(Susan M. Pigott is a fountain pen collector, pen and paperholic, photographer, and professor. You can find more from Susan on her blog Scribalishess.)
Long ago I owned a Pelikan M200 with a fine Architect nib (also known as a Hebrew/Arabic Nib). It was a lovely, delicate thing, ground by the great Richard Binder. But, when I originally ordered it I was young and naïve, new to fountain pens, and I didn’t realize that the fine nib would not give me the line variation I craved for Hebrew characters. I eventually sold the pen.
I’ve been itching to try a Sailor Zoom nib with an Architect grind, and I knew exactly which nibmeister I wanted to do it: John Mottishaw at nibs.com. Deciding on a Sailor pen for the nib was extremely hard (so many choices), but I eventually settled on the Sailor Pro Gear Classic Graphite Lighthouse. This surprised me a bit, because why would I want a “boring” gray pen when Sailor has so many bright, cheery colors? I don’t know. I liked the subtle color and the clear finials on both ends, and a more “sober” pen seemed somehow fitting for writing Hebrew.
Even though the Sailor Graphite Lighthouse is a North American exclusive, it comes in a basic Sailor box. The only thing differentiating it from a regular Sailor is a bookmark--woot?
The pen itself is a dark gray color with rhodium trim, which complements the color perfectly.
As stated earlier, the cap and barrel finials are clear, offering a special detail that makes the pen look unique. I just wish it lit up like a real lighthouse!
The Pro Gear Classic is a small to medium-sized pen--small if you don’t post it and medium if you do. It measures 5.1 inches/130mm capped, 4.5 inches/115mm uncapped, and 5.9 inches/150mm posted. It’s a light pen, weighing only 25 grams capped and 16 grams uncapped with the converter filled with ink. I usually like much larger pens, but for some reason I’ve gravitated towards Pro Gear Classics. I own several of them.
The real story with this pen is the nib. All Sailor nibs are gorgeous, with beautiful scroll work and the Sailor anchor inscribed above the gold content.
The Zoom nib is like an extra broad but with a triangular shape and lots of tipping. It’s the perfect choice for an Architect grind.
I asked John to make my Architect “forgiving,” so he smoothed it out more than a traditional Architect grind so I could use it to write cursive.
It’s absolutely perfect--smooth and juicy, but I can also get clean vertical and horizontal strokes for Hebrew and block letters.
Upside down the nib writes extra, extra fine. I’m unlikely to use the nib this way, but it’s a nice option if you want to write marginalia.

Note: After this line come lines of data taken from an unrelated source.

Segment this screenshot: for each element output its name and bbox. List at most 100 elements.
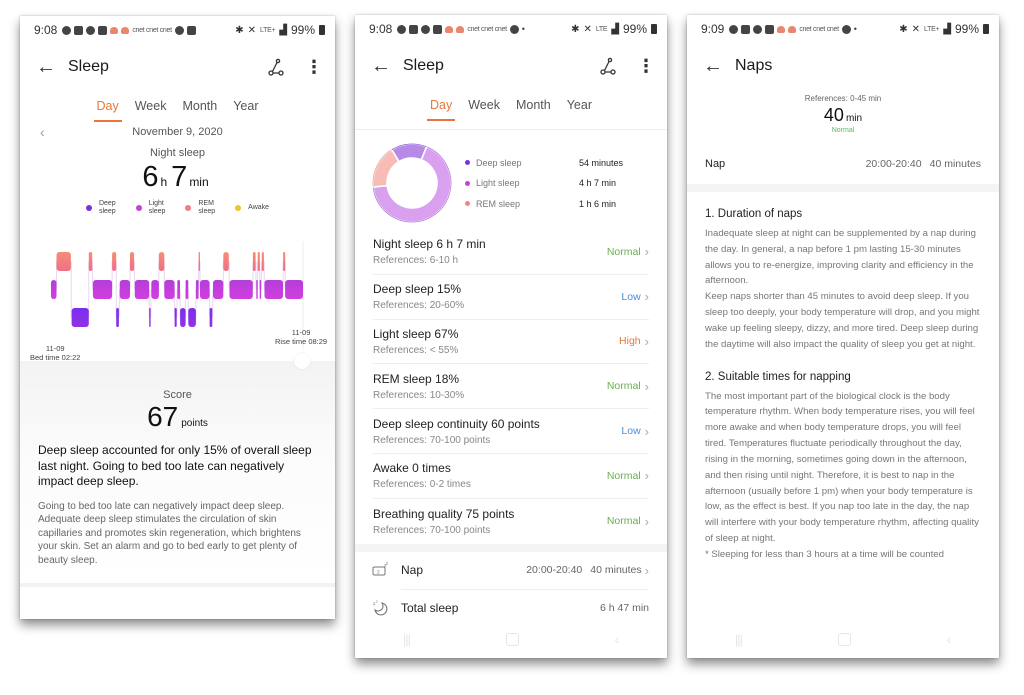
signal-icon: ▟ xyxy=(279,24,287,36)
tab-week[interactable]: Week xyxy=(134,95,168,117)
chevron-right-icon: › xyxy=(644,289,649,305)
nap-status: Normal xyxy=(831,127,855,134)
battery-icon xyxy=(651,24,657,34)
legend-label: Light xyxy=(148,200,164,207)
bottom-blank xyxy=(20,583,335,619)
sleep-hypnogram: 11-09 Bed time 02:22 11-09 Rise time 08:29 xyxy=(20,231,335,371)
health-icon xyxy=(788,25,797,33)
back-icon[interactable]: ‹ xyxy=(946,631,951,647)
home-icon[interactable] xyxy=(505,632,519,646)
tab-year[interactable]: Year xyxy=(232,95,259,117)
hypnogram-segment-light xyxy=(164,280,175,299)
youtube-icon xyxy=(409,24,419,34)
metric-status: Normal xyxy=(606,380,641,393)
mute-icon: ✕ xyxy=(911,23,921,35)
chevron-right-icon: › xyxy=(644,333,649,349)
hypnogram-segment-light xyxy=(259,280,262,299)
metric-rem-sleep[interactable]: REM sleep 18% References: 10-30% Normal › xyxy=(373,364,649,410)
night-sleep-label: Night sleep xyxy=(149,147,206,159)
metric-title: REM sleep 18% xyxy=(373,371,460,386)
legend-awake: Awake xyxy=(235,200,269,216)
section-gap xyxy=(355,543,667,552)
back-icon[interactable]: ‹ xyxy=(614,631,619,647)
metric-awake[interactable]: Awake 0 times References: 0-2 times Norma… xyxy=(373,454,649,499)
score-panel: Score 67 points Deep sleep accounted for … xyxy=(20,353,335,583)
more-options-icon[interactable]: ⋮ xyxy=(305,58,323,76)
nap-row[interactable]: zzz Nap 20:00-20:40 40 minutes › xyxy=(371,552,649,589)
tab-day[interactable]: Day xyxy=(426,94,456,121)
period-tabs: Day Week Month Year xyxy=(20,90,335,122)
donut-legend: Deep sleep 54 minutes Light sleep 4 h 7 mi… xyxy=(465,152,623,214)
tab-day[interactable]: Day xyxy=(93,95,122,122)
recent-apps-icon[interactable]: ||| xyxy=(403,632,411,647)
back-arrow-icon[interactable]: ← xyxy=(36,56,68,79)
hypnogram-segment-deep xyxy=(209,308,213,327)
panel-handle[interactable] xyxy=(294,353,310,369)
home-icon[interactable] xyxy=(837,632,851,646)
system-nav-bar: ||| ‹ xyxy=(687,620,999,658)
article-paragraph: Keep naps shorter than 45 minutes to avo… xyxy=(705,291,980,350)
legend-light: Light sleep xyxy=(135,200,165,216)
battery-level: 99% xyxy=(622,22,647,36)
chevron-left-icon[interactable]: ‹ xyxy=(40,124,45,140)
date-navigator: ‹ November 9, 2020 xyxy=(20,124,335,140)
moon-sleep-icon: zz xyxy=(373,599,388,616)
cnet-icon: cnet cnet cnet xyxy=(132,26,172,34)
metric-reference: References: 6-10 h xyxy=(373,255,459,267)
shazam-icon xyxy=(509,24,519,34)
metric-light-sleep[interactable]: Light sleep 67% References: < 55% High › xyxy=(373,320,649,365)
hypnogram-segment-rem xyxy=(283,252,286,271)
health-icon xyxy=(121,26,130,34)
light-dot-icon xyxy=(465,180,470,186)
metric-deep-sleep-continuity[interactable]: Deep sleep continuity 60 points Reference… xyxy=(373,409,649,454)
score-headline: Deep sleep accounted for only 15% of ove… xyxy=(38,443,312,489)
status-bar: 9:09 cnet cnet cnet • ✱ ✕ LTE+ ▟ 99% xyxy=(687,15,999,43)
metric-reference: References: 10-30% xyxy=(373,389,465,401)
share-icon[interactable] xyxy=(267,58,285,76)
svg-text:z: z xyxy=(386,561,388,566)
tab-week[interactable]: Week xyxy=(467,94,501,116)
legend-label: sleep xyxy=(198,208,216,216)
recent-apps-icon[interactable]: ||| xyxy=(735,632,743,647)
legend-label: Light sleep xyxy=(476,178,520,188)
metric-deep-sleep[interactable]: Deep sleep 15% References: 20-60% Low › xyxy=(373,275,649,320)
status-time: 9:08 xyxy=(369,22,393,36)
health-icon xyxy=(456,25,465,33)
nap-icon: zz z xyxy=(372,561,388,576)
hypnogram-segment-light xyxy=(200,280,210,299)
tab-month[interactable]: Month xyxy=(181,95,218,117)
light-dot-icon xyxy=(135,205,142,212)
metric-title: Awake 0 times xyxy=(373,461,451,476)
tab-year[interactable]: Year xyxy=(566,94,593,116)
nap-summary: References: 0-45 min 40 min Normal xyxy=(687,94,999,134)
metric-night-sleep[interactable]: Night sleep 6 h 7 min References: 6-10 h … xyxy=(373,230,649,275)
back-arrow-icon[interactable]: ← xyxy=(371,55,403,78)
hypnogram-segment-deep xyxy=(180,308,186,327)
hypnogram-segment-light xyxy=(256,280,258,299)
page-title: Sleep xyxy=(68,58,109,75)
hypnogram-segment-rem xyxy=(130,252,135,271)
phone-sleep-details: 9:08 cnet cnet cnet • ✱ ✕ LTE ▟ 99% ← Sl… xyxy=(355,15,667,658)
rise-time: Rise time 08:29 xyxy=(275,337,328,346)
more-options-icon[interactable]: ⋮ xyxy=(637,57,655,75)
health-icon xyxy=(445,25,454,33)
back-arrow-icon[interactable]: ← xyxy=(703,55,735,78)
metric-status: Normal xyxy=(606,469,641,482)
app-bar: ← Sleep ⋮ xyxy=(355,43,667,89)
metric-reference: References: 70-100 points xyxy=(373,524,491,536)
deep-dot-icon xyxy=(465,160,470,165)
donut-legend-rem: REM sleep 1 h 6 min xyxy=(465,193,623,214)
hypnogram-segment-rem xyxy=(158,252,165,271)
share-icon[interactable] xyxy=(599,57,617,75)
battery-icon xyxy=(319,25,325,35)
tab-month[interactable]: Month xyxy=(515,94,552,116)
hypnogram-segment-deep xyxy=(188,308,196,327)
metric-breathing-quality[interactable]: Breathing quality 75 points References: 7… xyxy=(373,499,649,544)
legend-label: REM xyxy=(198,200,214,207)
status-time: 9:09 xyxy=(701,22,725,36)
linkedin-icon xyxy=(98,25,108,35)
article-heading-times: 2. Suitable times for napping xyxy=(705,370,851,383)
nap-reference: References: 0-45 min xyxy=(804,94,882,103)
bluetooth-icon: ✱ xyxy=(571,23,580,35)
phone-sleep-day: 9:08 cnet cnet cnet ✱ ✕ LTE+ ▟ 99% ← Sle… xyxy=(20,16,335,619)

I inked the Graphite Lighthouse with Sailor Ink Studio 123, and the two pair together beautifully. I can write in my usual cursive style with this nib, and the pen simply floats over the paper.
I am absolutely thrilled with this pen and the Zoom/Architect nib. Even though the Pro Gear Classic Graphic Lighthouse is mostly sold out, you can, of course, order almost any Sailor with a Zoom nib from nibs.com and request an Architect grind. If you do block printing more than cursive, you’ll definitely want a classic Architect grind. But, if you’re like me and want an Architect that allows you to do cursive as well, just ask John for a more forgiving nib, and he will send you the perfect grind.
(I purchased the Sailor Pro Gear Graphite Lighthouse with my own funds.)